In recent years, the use of opioids, other illegal drugs and overdoses have been on the rise in the United States, Minnesota and even in our own backyard, according to data recently released by the Minnesota Department of Health.
“Mayo Clinic paramedics and EMTs have administered Narcan 28 times in 2019. That number jumped to 56 times in 2020. We are expecting an additional 7% increase in those numbers in 2021,” said Kris Keltgen, manager of ambulance operations at Mayo Clinic Health System.
According to the Minnesota Department of Health, overall drug overdoses jumped 20% between 2019 and 2020. Opioid overdoses had a 59% increase in that time frame, from 412 to 654 overdoses.
The increasing overdoses have become an alarming issue for health officials, first responders and public safety.
“Now is the opportunity to reverse these trends. It is an opportunity to bring awareness, it is an opportunity to talk about this,” Mankato Public Safety Deputy Director Matt DuRose said.
It especially hits home for the family members who have lost a loved one due to addiction.
“As a mother, hearing that about your child is heartbreaking. I want people to know he was caring, he loved people to a fault,” explained Judy Greske, who lost her son to opioids.
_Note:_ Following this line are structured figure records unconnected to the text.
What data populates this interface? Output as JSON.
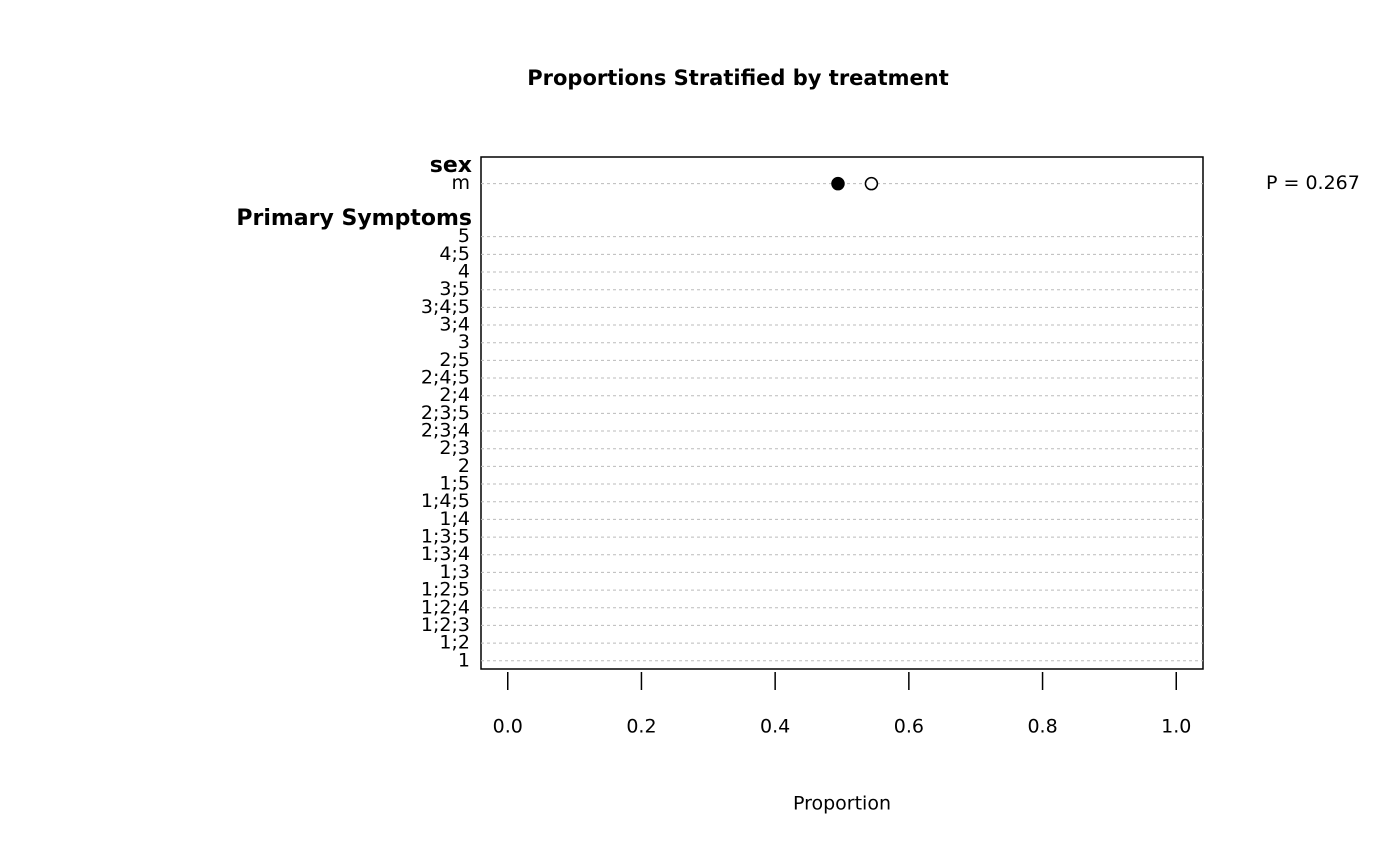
{
  "chart_data": {
    "type": "dotchart",
    "title": "Proportions Stratified by treatment",
    "x_label": "Proportion",
    "xlim": [
      -0.04,
      1.04
    ],
    "xticks": [
      {
        "value": 0,
        "label": "0.0"
      },
      0.2,
      0.4,
      0.6,
      0.8,
      {
        "value": 1,
        "label": "1.0"
      }
    ],
    "grid": true,
    "series": [
      {
        "color": "#000000",
        "marker": "filled"
      },
      {
        "color": "#000000",
        "marker": "open"
      }
    ],
    "groups": [
      {
        "label": "sex",
        "categories": [
          "m"
        ],
        "values": [
          [
            0.494
          ],
          [
            0.544
          ]
        ],
        "annotation": "P = 0.267"
      },
      {
        "label": "Primary Symptoms",
        "categories": [
          "5",
          "4;5",
          "4",
          "3;5",
          "3;4;5",
          "3;4",
          "3",
          "2;5",
          "2;4;5",
          "2;4",
          "2;3;5",
          "2;3;4",
          "2;3",
          "2",
          "1;5",
          "1;4;5",
          "1;4",
          "1;3;5",
          "1;3;4",
          "1;3",
          "1;2;5",
          "1;2;4",
          "1;2;3",
          "1;2",
          "1"
        ]
      }
    ]
  }
}
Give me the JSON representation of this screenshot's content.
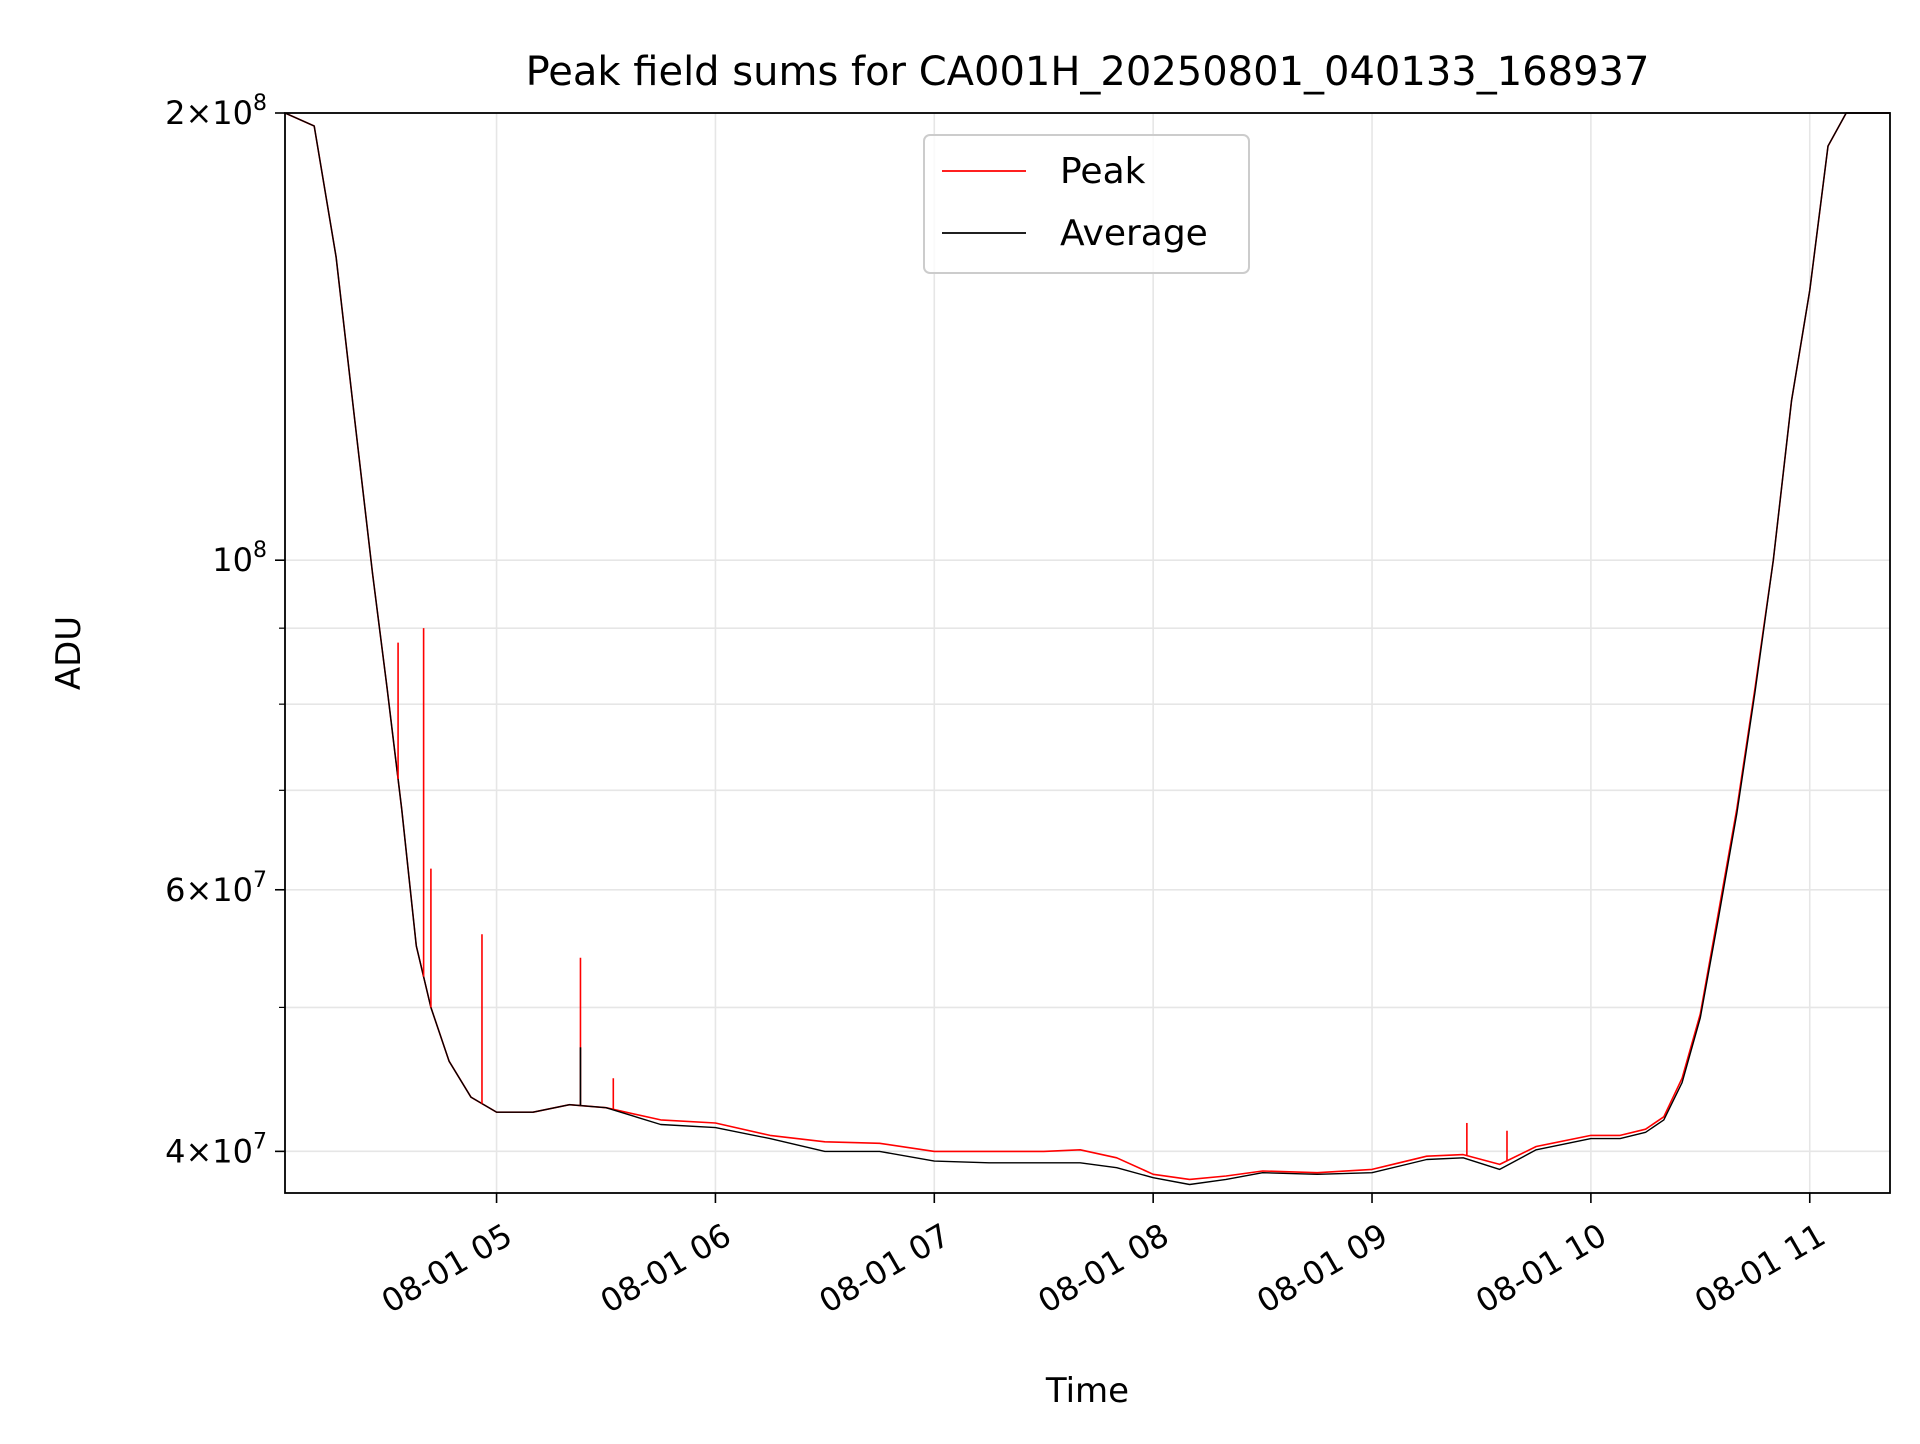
{
  "chart_data": {
    "type": "line",
    "title": "Peak field sums for CA001H_20250801_040133_168937",
    "xlabel": "Time",
    "ylabel": "ADU",
    "x_axis_type": "datetime",
    "xlim": [
      "2025-08-01T04:02:00",
      "2025-08-01T11:22:00"
    ],
    "ylim": [
      37500000,
      200000000
    ],
    "yscale": "log",
    "grid": true,
    "legend_position": "upper center",
    "x_ticks": [
      {
        "value": "2025-08-01T05:00:00",
        "label": "08-01 05"
      },
      {
        "value": "2025-08-01T06:00:00",
        "label": "08-01 06"
      },
      {
        "value": "2025-08-01T07:00:00",
        "label": "08-01 07"
      },
      {
        "value": "2025-08-01T08:00:00",
        "label": "08-01 08"
      },
      {
        "value": "2025-08-01T09:00:00",
        "label": "08-01 09"
      },
      {
        "value": "2025-08-01T10:00:00",
        "label": "08-01 10"
      },
      {
        "value": "2025-08-01T11:00:00",
        "label": "08-01 11"
      }
    ],
    "y_ticks": [
      {
        "value": 40000000,
        "label": "4×10⁷",
        "base": "4",
        "exp": "7"
      },
      {
        "value": 60000000,
        "label": "6×10⁷",
        "base": "6",
        "exp": "7"
      },
      {
        "value": 100000000,
        "label": "10⁸",
        "base": "",
        "exp": "8"
      },
      {
        "value": 200000000,
        "label": "2×10⁸",
        "base": "2",
        "exp": "8"
      }
    ],
    "y_minor_ticks": [
      50000000,
      70000000,
      80000000,
      90000000
    ],
    "series": [
      {
        "name": "Peak",
        "color": "#ff0000",
        "x": [
          "2025-08-01T04:02:00",
          "2025-08-01T04:10:00",
          "2025-08-01T04:16:00",
          "2025-08-01T04:21:00",
          "2025-08-01T04:26:00",
          "2025-08-01T04:30:00",
          "2025-08-01T04:34:00",
          "2025-08-01T04:38:00",
          "2025-08-01T04:42:00",
          "2025-08-01T04:47:00",
          "2025-08-01T04:53:00",
          "2025-08-01T05:00:00",
          "2025-08-01T05:10:00",
          "2025-08-01T05:20:00",
          "2025-08-01T05:30:00",
          "2025-08-01T05:45:00",
          "2025-08-01T06:00:00",
          "2025-08-01T06:15:00",
          "2025-08-01T06:30:00",
          "2025-08-01T06:45:00",
          "2025-08-01T07:00:00",
          "2025-08-01T07:15:00",
          "2025-08-01T07:30:00",
          "2025-08-01T07:40:00",
          "2025-08-01T07:50:00",
          "2025-08-01T08:00:00",
          "2025-08-01T08:10:00",
          "2025-08-01T08:20:00",
          "2025-08-01T08:30:00",
          "2025-08-01T08:45:00",
          "2025-08-01T09:00:00",
          "2025-08-01T09:15:00",
          "2025-08-01T09:25:00",
          "2025-08-01T09:35:00",
          "2025-08-01T09:45:00",
          "2025-08-01T10:00:00",
          "2025-08-01T10:08:00",
          "2025-08-01T10:15:00",
          "2025-08-01T10:20:00",
          "2025-08-01T10:25:00",
          "2025-08-01T10:30:00",
          "2025-08-01T10:35:00",
          "2025-08-01T10:40:00",
          "2025-08-01T10:45:00",
          "2025-08-01T10:50:00",
          "2025-08-01T10:55:00",
          "2025-08-01T11:00:00",
          "2025-08-01T11:05:00",
          "2025-08-01T11:10:00",
          "2025-08-01T11:22:00"
        ],
        "y": [
          200000000,
          196000000,
          160000000,
          125000000,
          98000000,
          82000000,
          68000000,
          55000000,
          50000000,
          46000000,
          43500000,
          42500000,
          42500000,
          43000000,
          42800000,
          42000000,
          41800000,
          41000000,
          40600000,
          40500000,
          40000000,
          40000000,
          40000000,
          40100000,
          39600000,
          38600000,
          38300000,
          38500000,
          38800000,
          38700000,
          38900000,
          39700000,
          39800000,
          39200000,
          40300000,
          41000000,
          41000000,
          41400000,
          42200000,
          44800000,
          49500000,
          58000000,
          68000000,
          82000000,
          100000000,
          128000000,
          152000000,
          190000000,
          200000000,
          200000000
        ]
      },
      {
        "name": "Average",
        "color": "#000000",
        "x": [
          "2025-08-01T04:02:00",
          "2025-08-01T04:10:00",
          "2025-08-01T04:16:00",
          "2025-08-01T04:21:00",
          "2025-08-01T04:26:00",
          "2025-08-01T04:30:00",
          "2025-08-01T04:34:00",
          "2025-08-01T04:38:00",
          "2025-08-01T04:42:00",
          "2025-08-01T04:47:00",
          "2025-08-01T04:53:00",
          "2025-08-01T05:00:00",
          "2025-08-01T05:10:00",
          "2025-08-01T05:20:00",
          "2025-08-01T05:30:00",
          "2025-08-01T05:45:00",
          "2025-08-01T06:00:00",
          "2025-08-01T06:15:00",
          "2025-08-01T06:30:00",
          "2025-08-01T06:45:00",
          "2025-08-01T07:00:00",
          "2025-08-01T07:15:00",
          "2025-08-01T07:30:00",
          "2025-08-01T07:40:00",
          "2025-08-01T07:50:00",
          "2025-08-01T08:00:00",
          "2025-08-01T08:10:00",
          "2025-08-01T08:20:00",
          "2025-08-01T08:30:00",
          "2025-08-01T08:45:00",
          "2025-08-01T09:00:00",
          "2025-08-01T09:15:00",
          "2025-08-01T09:25:00",
          "2025-08-01T09:35:00",
          "2025-08-01T09:45:00",
          "2025-08-01T10:00:00",
          "2025-08-01T10:08:00",
          "2025-08-01T10:15:00",
          "2025-08-01T10:20:00",
          "2025-08-01T10:25:00",
          "2025-08-01T10:30:00",
          "2025-08-01T10:35:00",
          "2025-08-01T10:40:00",
          "2025-08-01T10:45:00",
          "2025-08-01T10:50:00",
          "2025-08-01T10:55:00",
          "2025-08-01T11:00:00",
          "2025-08-01T11:05:00",
          "2025-08-01T11:10:00",
          "2025-08-01T11:22:00"
        ],
        "y": [
          200000000,
          196000000,
          160000000,
          125000000,
          98000000,
          82000000,
          68000000,
          55000000,
          50000000,
          46000000,
          43500000,
          42500000,
          42500000,
          43000000,
          42800000,
          41700000,
          41500000,
          40800000,
          40000000,
          40000000,
          39400000,
          39300000,
          39300000,
          39300000,
          39000000,
          38400000,
          38000000,
          38300000,
          38700000,
          38600000,
          38700000,
          39500000,
          39600000,
          38900000,
          40100000,
          40800000,
          40800000,
          41200000,
          42000000,
          44500000,
          49200000,
          57500000,
          67500000,
          81500000,
          100000000,
          128000000,
          152000000,
          190000000,
          200000000,
          200000000
        ]
      }
    ],
    "annotations_spikes": [
      {
        "series": "Peak",
        "x": "2025-08-01T04:33:00",
        "y": 88000000
      },
      {
        "series": "Peak",
        "x": "2025-08-01T04:40:00",
        "y": 90000000
      },
      {
        "series": "Peak",
        "x": "2025-08-01T04:42:00",
        "y": 62000000
      },
      {
        "series": "Peak",
        "x": "2025-08-01T04:56:00",
        "y": 56000000
      },
      {
        "series": "Peak",
        "x": "2025-08-01T05:23:00",
        "y": 54000000
      },
      {
        "series": "Average",
        "x": "2025-08-01T05:23:00",
        "y": 47000000
      },
      {
        "series": "Peak",
        "x": "2025-08-01T05:32:00",
        "y": 44800000
      },
      {
        "series": "Peak",
        "x": "2025-08-01T09:26:00",
        "y": 41800000
      },
      {
        "series": "Peak",
        "x": "2025-08-01T09:37:00",
        "y": 41300000
      }
    ]
  }
}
Many people who have been hit the hardest by this epidemic are coming together and using their voices to help anyone who is struggling with substance abuse.
“Let’s put a personal face on this so people start seeing people with addiction problems as people and not statistics,” Greske said.
Others who have experienced the struggle of addiction want to see people find a positive path forward.
“Most importantly, I am a woman in long-term recovery, so I know there is a way out,” Richardson said.